Python String Comparison Precision
I am trying to compare two lists of data that have some free text denoting the same object. Example
List 1 ['abc LLC','xyz, LLC']
List 2 ['abc , LLC','xyz LLC']
This is a simple example, but the problem is that there could be many changes, such as changing the case or adding some "." between. Is there any python package out there that can do the comparison and give a similarity score?
You can use an implementation of Levenshtein Distance algorithm for inexact string matching, like this one from Wikibooks .
Another option would be, for example, reset everything to lowercase, remove spaces, etc. before the original comparison - this of course depends on your use case:
import string, unicodedata
allowed = string.letters + string.digits
def fold(s):
s = unicodedata.normalize("NFKD", unicode(s).lower()).encode("ascii", "ignore")

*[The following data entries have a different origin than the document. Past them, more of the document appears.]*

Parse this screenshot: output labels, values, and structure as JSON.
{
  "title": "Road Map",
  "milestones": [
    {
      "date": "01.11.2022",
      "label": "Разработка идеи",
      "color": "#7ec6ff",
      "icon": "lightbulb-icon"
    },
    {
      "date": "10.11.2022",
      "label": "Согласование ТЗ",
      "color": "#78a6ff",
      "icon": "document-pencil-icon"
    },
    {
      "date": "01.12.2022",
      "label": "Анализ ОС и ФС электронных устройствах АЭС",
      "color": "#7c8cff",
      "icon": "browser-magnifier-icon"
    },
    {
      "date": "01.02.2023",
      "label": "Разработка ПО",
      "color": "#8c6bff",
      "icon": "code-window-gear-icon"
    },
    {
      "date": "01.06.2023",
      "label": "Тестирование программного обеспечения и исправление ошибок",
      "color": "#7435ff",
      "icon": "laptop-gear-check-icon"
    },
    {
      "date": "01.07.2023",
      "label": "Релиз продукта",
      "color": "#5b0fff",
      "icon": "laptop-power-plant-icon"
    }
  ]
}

s = "".join(c for c in s if c in allowed)
return s
for example in ['abc LLC','xyz, LLC', 'abc , LLC','xyz LLC']:
print "%r -> %r" % (example, fold(example))
will print
'abc LLC' -> 'abcllc'
'xyz, LLC' -> 'xyzllc'
'abc , LLC' -> 'abcllc'
'xyz LLC' -> 'xyzllc'
there is an excellent binary library that uses levenshtein distance (edit distance) between lines to evaluate similarity. Try:
https://github.com/miohtama/python-Levenshtein